Dicen aquellos que repudian la Constitución, que amagan con ser independientes, que tratan de mayordomos a las regiones vecinas o que propician la xenofobia que la comunidad aragonesa es una fábrica de anticatalanismo. Y que su máximo exponente es el presidente Lambán. Y lo hacen, desde la Generalitat y sus satélites mediáticos, para justificar que Aragón torpedea la candidatura olímpica invernal por una afrenta emocional e ideológica contra todo lo que es catalán. Un argumento que se cae por su propio peso. Porque lo cacarean aquellos que hacen todo lo necesario por alejarse de la convivencia que, pacíficamente y sin ruido, han tejido dos territorios hermanos desde hace siglos.

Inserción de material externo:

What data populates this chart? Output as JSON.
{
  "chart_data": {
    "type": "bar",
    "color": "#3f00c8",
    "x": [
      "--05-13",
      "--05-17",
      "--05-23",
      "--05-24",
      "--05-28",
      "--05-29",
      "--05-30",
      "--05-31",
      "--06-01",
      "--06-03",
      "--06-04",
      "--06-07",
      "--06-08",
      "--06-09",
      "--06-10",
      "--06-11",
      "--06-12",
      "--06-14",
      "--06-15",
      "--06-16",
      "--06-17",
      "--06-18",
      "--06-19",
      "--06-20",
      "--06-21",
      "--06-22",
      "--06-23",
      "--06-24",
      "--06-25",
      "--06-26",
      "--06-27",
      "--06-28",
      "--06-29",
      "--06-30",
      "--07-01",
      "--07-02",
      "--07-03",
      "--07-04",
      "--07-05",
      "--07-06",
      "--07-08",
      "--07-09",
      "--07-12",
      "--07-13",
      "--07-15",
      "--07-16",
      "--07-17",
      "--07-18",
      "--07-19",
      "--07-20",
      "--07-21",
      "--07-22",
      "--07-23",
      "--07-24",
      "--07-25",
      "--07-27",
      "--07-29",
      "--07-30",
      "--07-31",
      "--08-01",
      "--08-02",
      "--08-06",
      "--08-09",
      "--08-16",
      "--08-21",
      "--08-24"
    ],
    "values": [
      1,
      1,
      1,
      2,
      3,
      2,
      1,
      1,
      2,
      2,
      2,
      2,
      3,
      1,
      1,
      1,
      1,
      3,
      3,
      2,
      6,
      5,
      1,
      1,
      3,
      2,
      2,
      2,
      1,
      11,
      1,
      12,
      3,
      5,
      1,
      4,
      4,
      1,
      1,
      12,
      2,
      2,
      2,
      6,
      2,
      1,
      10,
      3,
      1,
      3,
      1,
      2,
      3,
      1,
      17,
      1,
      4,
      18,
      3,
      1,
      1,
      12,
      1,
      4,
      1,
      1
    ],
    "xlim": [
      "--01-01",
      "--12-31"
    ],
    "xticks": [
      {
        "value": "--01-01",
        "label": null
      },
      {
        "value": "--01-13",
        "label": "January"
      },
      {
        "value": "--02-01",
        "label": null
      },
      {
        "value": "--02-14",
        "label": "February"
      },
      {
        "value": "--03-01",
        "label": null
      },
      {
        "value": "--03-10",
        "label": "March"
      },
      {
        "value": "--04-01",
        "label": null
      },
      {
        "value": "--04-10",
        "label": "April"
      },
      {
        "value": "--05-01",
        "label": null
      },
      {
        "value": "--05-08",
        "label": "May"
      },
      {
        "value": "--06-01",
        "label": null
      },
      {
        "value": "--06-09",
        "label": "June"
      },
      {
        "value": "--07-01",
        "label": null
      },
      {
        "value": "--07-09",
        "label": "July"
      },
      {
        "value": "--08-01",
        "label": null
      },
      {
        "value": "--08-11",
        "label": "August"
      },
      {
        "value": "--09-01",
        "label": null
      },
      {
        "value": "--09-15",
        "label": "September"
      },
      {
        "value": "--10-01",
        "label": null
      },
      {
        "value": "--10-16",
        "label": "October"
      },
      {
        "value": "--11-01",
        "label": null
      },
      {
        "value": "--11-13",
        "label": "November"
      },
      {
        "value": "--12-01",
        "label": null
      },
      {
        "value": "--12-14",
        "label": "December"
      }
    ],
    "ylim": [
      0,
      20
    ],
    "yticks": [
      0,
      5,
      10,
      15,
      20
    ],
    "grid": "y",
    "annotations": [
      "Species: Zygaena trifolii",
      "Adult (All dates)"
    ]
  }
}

Una normalización de la convivencia que la hacen cada día decenas de miles de aragoneses en tierras catalanas pese al mantra nacionalista incrustado en todos los poderes públicos. Porque el anticatalanismo no existe en Aragón; existe el repudio a la intolerancia del nacionalismo extremo, al señalamiento que se hace al que discrepa o a la ilegalidad planteada para lograr una independencia. Y sí, existe el rechazo a un planteamiento displicente por parte de Cataluña con el Pirineo aragonés para albergar alguna prueba de los Juegos Olímpicos. Como si Aragón fuera una comparsa o una subcontrata para las pruebas menos glamurosas. El nacionalismo podrá tener más poder político en La Moncloa pero desde luego no tienen ni más decencia ni más sensatez que la candidatura en pie igualdad defendida por Aragón.

Desde el sentido común se debe incidir en que sólo habrá candidatura si es conjunta, aunque esté más que imposible. No hay que aceptar políticamente –ni socialmente– una candidatura única de Cataluña como barrunta el COE o apela la Generalitat. De esa manera ni sería un proyecto de país ni en igualdad de condiciones. Sería otra afrenta más a la lealtad y al pactismo que definen a Aragón.